Russia says Iran sanctions 'unproductive', warns of impacts
Iran Press TV
Mon Sep 17, 2018 12:39PM
Russia has described emerging US sanctions against Iran as 'unproductive' with the country's top energy official warning that there would be consequences for the world should Iran's oil supplies to global markets are halted due to the sanctions.
"Our position remains that this is unproductive, this is wrong," Alexander Novak was quoted by media as saying on Monday, adding, "It is better to continue working in the market, Iran being just another exporter that provides stable supplies to the market."
Washington reinstated a series of unilateral sanctions against Iran on August 6, targeting Iran's purchases of dollars, its trade in gold and precious metals. November 4 is the declared date for a second wave of sanctions that will target the Islamic Republic's oil exports as well as its central bank.
New wave of anti-Iran sanctions by the US came after President Donald Trump withdrew Washington in May from the landmark Iran nuclear agreement.
Earlier, Russia's Deputy Foreign Minister Sergei Ryabkov had emphasized that US efforts to bring down Iran's oil exports to zero would lead to nothing and that US objectives in pursuing sanctions against Iran were "unrealistic."
Ryabkov added that Washington had already become too isolated in its agenda against Iran to be able to create an international consensus to halt Iran's oil sales.

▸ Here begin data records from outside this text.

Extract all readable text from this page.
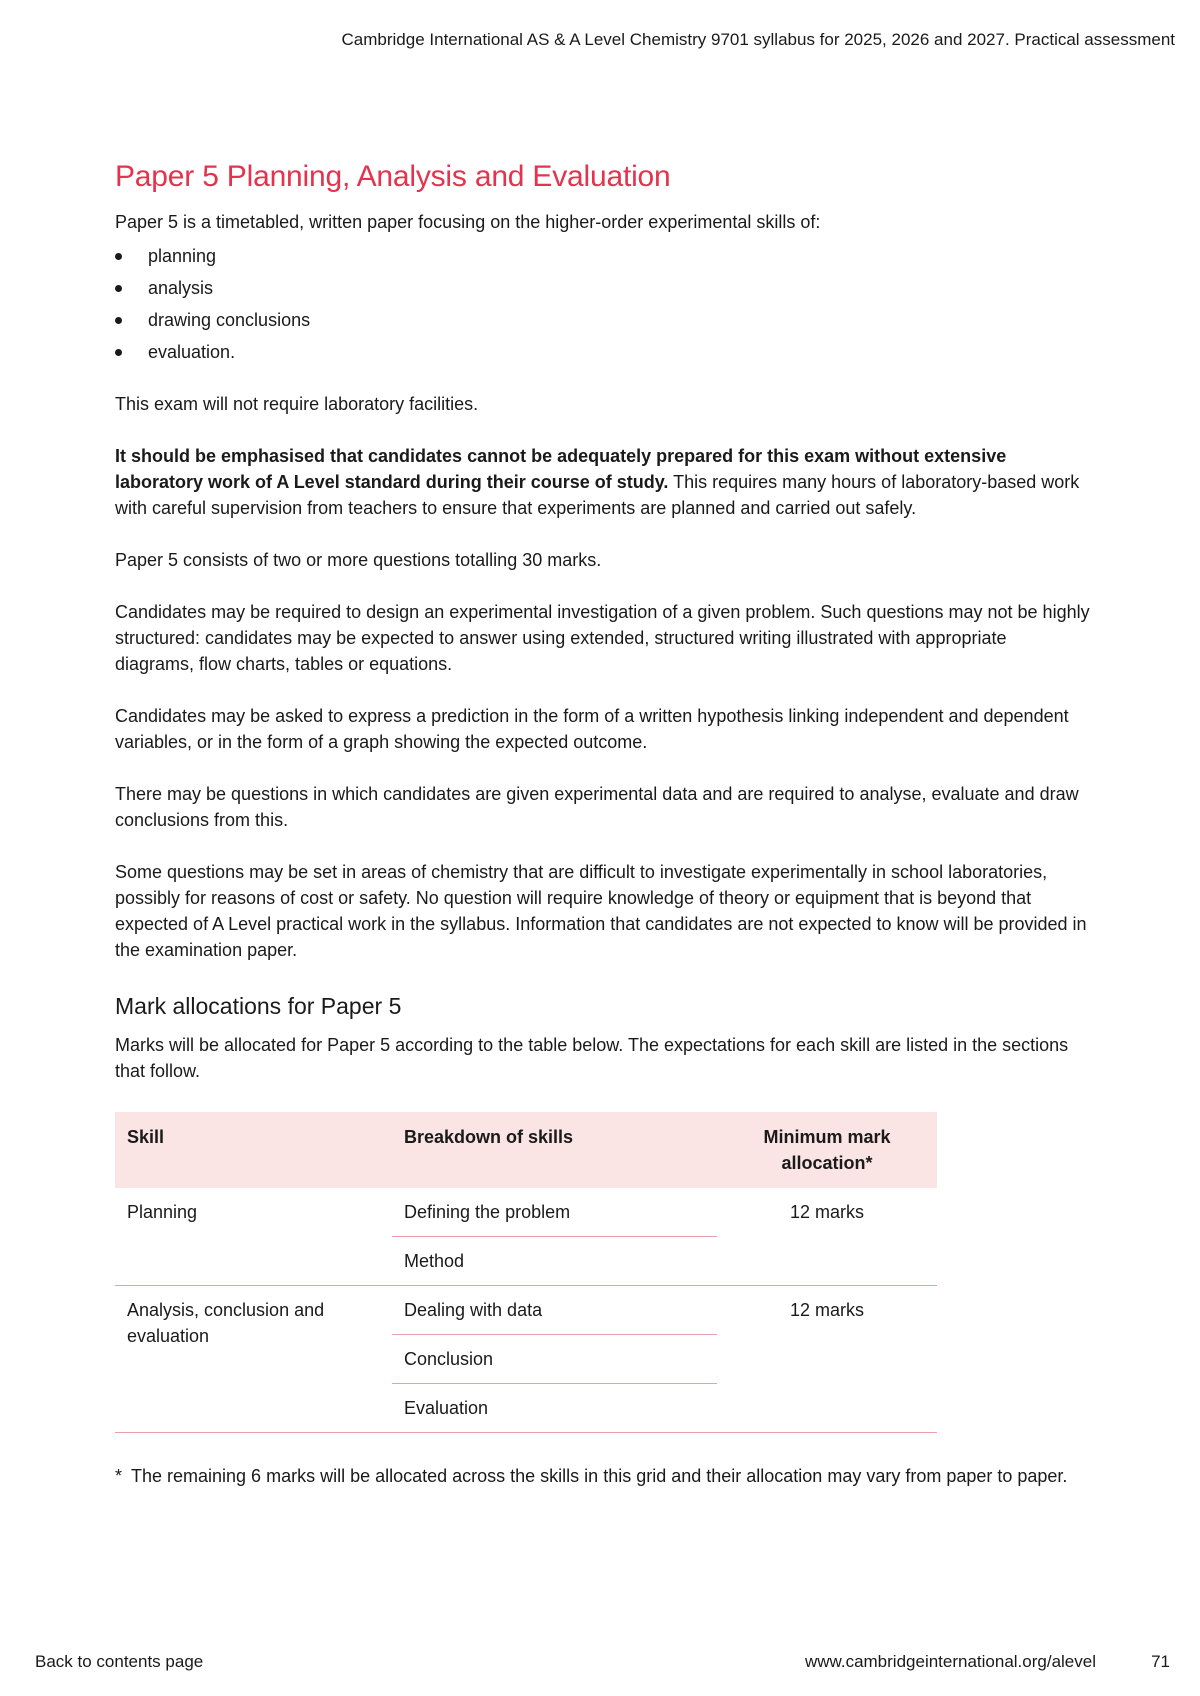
Cambridge International AS & A Level Chemistry 9701 syllabus for 2025, 2026 and 2027. Practical assessment
Paper 5 Planning, Analysis and Evaluation

Paper 5 is a timetabled, written paper focusing on the higher-order experimental skills of:

planning
analysis
drawing conclusions
evaluation.

This exam will not require laboratory facilities.

It should be emphasised that candidates cannot be adequately prepared for this exam without extensive laboratory work of A Level standard during their course of study. This requires many hours of laboratory-based work with careful supervision from teachers to ensure that experiments are planned and carried out safely.

Paper 5 consists of two or more questions totalling 30 marks.

Candidates may be required to design an experimental investigation of a given problem. Such questions may not be highly structured: candidates may be expected to answer using extended, structured writing illustrated with appropriate diagrams, flow charts, tables or equations.

Candidates may be asked to express a prediction in the form of a written hypothesis linking independent and dependent variables, or in the form of a graph showing the expected outcome.

There may be questions in which candidates are given experimental data and are required to analyse, evaluate and draw conclusions from this.

Some questions may be set in areas of chemistry that are difficult to investigate experimentally in school laboratories, possibly for reasons of cost or safety. No question will require knowledge of theory or equipment that is beyond that expected of A Level practical work in the syllabus. Information that candidates are not expected to know will be provided in the examination paper.

Mark allocations for Paper 5

Marks will be allocated for Paper 5 according to the table below. The expectations for each skill are listed in the sections that follow.

Skill	Breakdown of skills	Minimum mark allocation*
Planning	Defining the problem	12 marks
	Method	
Analysis, conclusion and evaluation	Dealing with data	12 marks
	Conclusion	
	Evaluation	

* The remaining 6 marks will be allocated across the skills in this grid and their allocation may vary from paper to paper.

Back to contents page	www.cambridgeinternational.org/alevel	71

Elsewhere in his remarks, Russia's Energy Minister Novak described Iran as a key energy supplier, stressing that the world would only realize what the impacts of removing Iranian barrels from the markets mean when Washington's sanctions against the country's oil sales come into effec.
"It is one of the richest in resources and has a solid standing in terms of its energy capability both in the OPEC, and in the energy markets as a whole. So, I think there will be consequences, I am sure, but we could only comment once they are in place," he was quoted as saying by the CNBC.
The Russian official further said Moscow was waiting to "learn the legal particulars" and effects of the sanctions against Iran.
"We do not know how companies will react, [and] how countries that engage with Iran will react. We will have to see the actual adopted documents/sanctions," he noted.